Find the domain of convergence of the series
$$\sum ^{\infty}_{n=1}\frac{n}{n+1}\left(\frac{2x+1}{x}\right)^n$$
My idea
suppose if choose $y=\frac{2x+1}{x}$ then $\sum ^{\infty}_{n=1}\frac{n}{n+1}\left(\frac{2x+1}{x}\right)^n=\sum ^{\infty}_{n=1}\frac{n}{n+1}y^n$ and it has radius $1$ then how we processed for further
On
Note that: $$\lim_{n\to\infty}\frac{n}{n+1}=1$$ so we can say that: $$\lim_{n\to\infty}\frac{n}{n+1}\left(\frac{2x+1}{x}\right)^n=\lim_{n\to\infty}\left(\frac{2x+1}{x}\right)^n$$ and we know that for a series to converge of this form we require: $$\left|\frac{2x+1}{x}\right|<1$$ using algebra we can work out that the boundaries of this are $-1$ and $-\frac 13$. Now reapply this to the equation and we get that: $$x\in\left(-1,-\frac 13\right)$$
Your idea is fine.
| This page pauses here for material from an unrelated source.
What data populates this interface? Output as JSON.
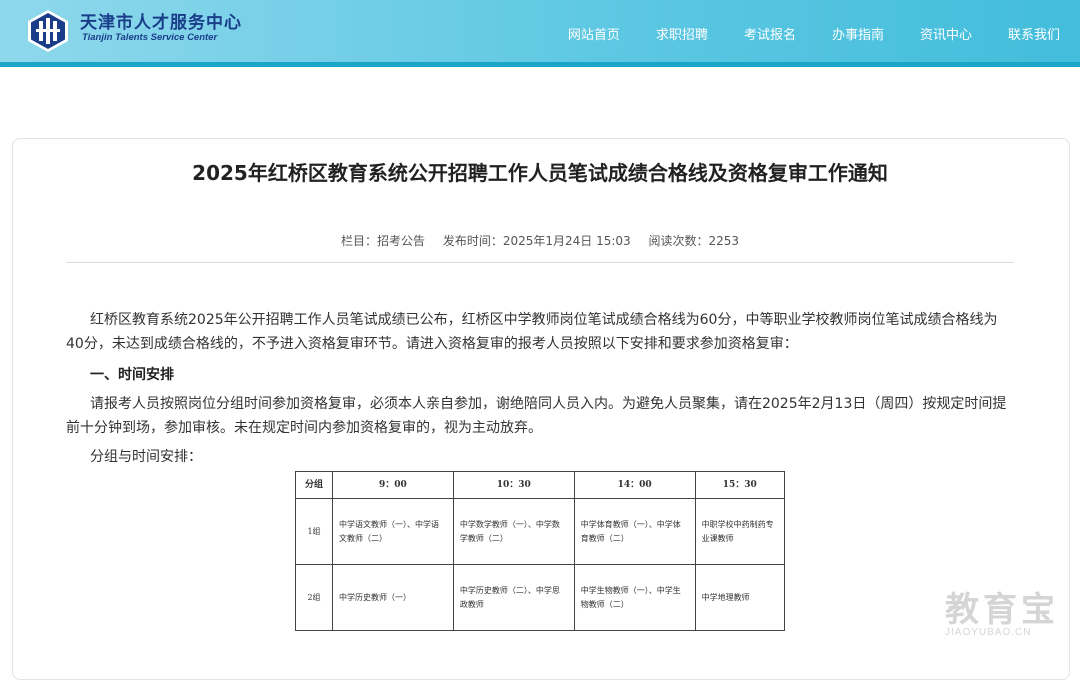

Your series converges if and only if $x\in\left(-1,-\frac13\right)$. That's because$$\left\{x\in\mathbb R\,\middle|\,\left\lvert\frac{2x+1}x\right\rvert<1\right\}=\left(-1,-\frac13\right)$$and because$$\sum_{n=1}^\infty y^n\text{ converges}\iff\sum_{n=1}^\infty\frac n{n+1}y^n\text{ converges,}$$by Abel's test.